Hecker: Die Zeit als Profi geht schnell vorbei. Das merkt man aber immer erst hinterher. Als Trainer sieht man die Dinge anders, betrachtet die Dinge aus einem anderen Blickwinkel. Das ist ausschließlich vorteilhaft.

Beginnt mit der Fußball-Lehrer-Lizenz jetzt ein neuer Abschnitt in Ihrem Leben?

Hecker: Absolut, dadurch habe ich mir ein zweites Standbein geschaffen und bin für die Zukunft sicherlich gut aufgestellt.

Wie geht es jetzt beruflich bei Ihnen weiter?

Hecker: Ich werde versuchen, im Fußball Fuß zu fassen. Ich bin offen für neue Aufgaben, das ist klar, denn ich muss mich persönlich weiterentwickeln.

Rot-Weiß Ahlen hat ein Leistungszentrum für Junioren entwickelt, welches weiter ausgebaut werden soll. Da ist ein hauptamtlicher Fußball-Lehrer Pflicht. Da müsste man doch eigentlich ganz schnell auf den Namen René Hecker kommen, oder?

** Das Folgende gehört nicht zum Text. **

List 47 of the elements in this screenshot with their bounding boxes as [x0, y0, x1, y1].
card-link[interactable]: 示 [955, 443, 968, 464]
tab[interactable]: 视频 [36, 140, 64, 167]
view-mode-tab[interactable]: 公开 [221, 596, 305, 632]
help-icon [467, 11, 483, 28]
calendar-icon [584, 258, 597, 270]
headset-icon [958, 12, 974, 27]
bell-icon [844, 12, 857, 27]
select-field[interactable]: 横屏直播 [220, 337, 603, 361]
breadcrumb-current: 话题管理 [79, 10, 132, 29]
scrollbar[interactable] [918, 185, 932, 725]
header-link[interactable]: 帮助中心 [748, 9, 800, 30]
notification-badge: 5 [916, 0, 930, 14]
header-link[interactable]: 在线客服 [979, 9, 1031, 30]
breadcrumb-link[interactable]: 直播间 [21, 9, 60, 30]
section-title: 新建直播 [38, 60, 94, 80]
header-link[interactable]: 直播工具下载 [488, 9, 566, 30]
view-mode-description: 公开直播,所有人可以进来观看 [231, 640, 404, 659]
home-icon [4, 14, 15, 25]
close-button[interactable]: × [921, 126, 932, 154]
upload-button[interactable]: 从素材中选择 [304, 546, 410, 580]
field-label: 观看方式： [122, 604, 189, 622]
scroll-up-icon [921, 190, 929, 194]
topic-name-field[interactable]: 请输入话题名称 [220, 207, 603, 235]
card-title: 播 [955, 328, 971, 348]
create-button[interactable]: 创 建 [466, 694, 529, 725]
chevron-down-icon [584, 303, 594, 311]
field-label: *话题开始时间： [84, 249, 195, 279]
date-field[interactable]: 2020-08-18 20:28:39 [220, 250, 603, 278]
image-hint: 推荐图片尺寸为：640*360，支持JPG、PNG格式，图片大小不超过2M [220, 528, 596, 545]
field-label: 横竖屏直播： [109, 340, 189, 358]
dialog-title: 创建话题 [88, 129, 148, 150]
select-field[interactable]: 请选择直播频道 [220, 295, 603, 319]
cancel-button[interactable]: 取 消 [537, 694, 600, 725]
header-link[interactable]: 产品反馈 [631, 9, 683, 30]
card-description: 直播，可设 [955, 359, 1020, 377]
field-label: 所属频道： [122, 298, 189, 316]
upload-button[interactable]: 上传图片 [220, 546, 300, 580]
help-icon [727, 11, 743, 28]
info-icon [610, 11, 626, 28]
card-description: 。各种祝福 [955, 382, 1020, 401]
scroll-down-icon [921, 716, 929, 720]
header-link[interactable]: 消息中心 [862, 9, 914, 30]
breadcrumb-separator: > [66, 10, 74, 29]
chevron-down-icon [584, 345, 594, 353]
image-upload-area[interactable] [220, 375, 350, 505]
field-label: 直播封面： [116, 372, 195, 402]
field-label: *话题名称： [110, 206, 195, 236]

Hecker: Normalerweise schon. Es wäre auch schön, wenn sich hier in Ahlen etwas ergeben würde, denn hier herrschen super Trainingsbedingungen und es macht eine Menge Spaß hier zu arbeiten.

Schwebt Ihnen eher ein Trainerposten im Junioren- oder Senioren-Bereich vor?

Hecker: Ich bin bei beidem nicht abgeneigt. Schön wäre es natürlich in der Dritten Bundesliga oder Regionalliga einen Platz zu bekommen. Vielleicht ja sogar in der Ersten oder Zweiten Bundesliga als Co-Trainer.

Zurück zur Gegenwart. Schaffen Ihre B1-Junioren in dieser Saison den Wiederaufstieg in die Bundesliga?

Hecker: Davon bin ich fest überzeugt. Die Entwicklung der Mannschaft ist vorangegangen, das Potenzial ist vorhanden. Im Übrigen wurde ich in meiner Abwesenheit von meinen Co-Trainern Dirk Reichstädter und Markus Zelke gut vertreten.

Gesetz dem Fall, Sie bleiben bei RW Ahlen, spielt Ihre künftige Mannschaft in der nächsten Saison in der Junioren-Bundesliga?

Hecker: Die jetzige Mannschaft hat mit Martin Hanskötter einen guten Trainer. Ich hoffe natürlich, dass die Mannschaft auch nächstes Jahr noch Junioren-Bundesliga spielt. Das wäre auch schön für meinen Jahrgang, der dann in die A-Jugend aufrückt. Für den Verein wäre es tödlich, wenn die A-Junioren absteigen würden.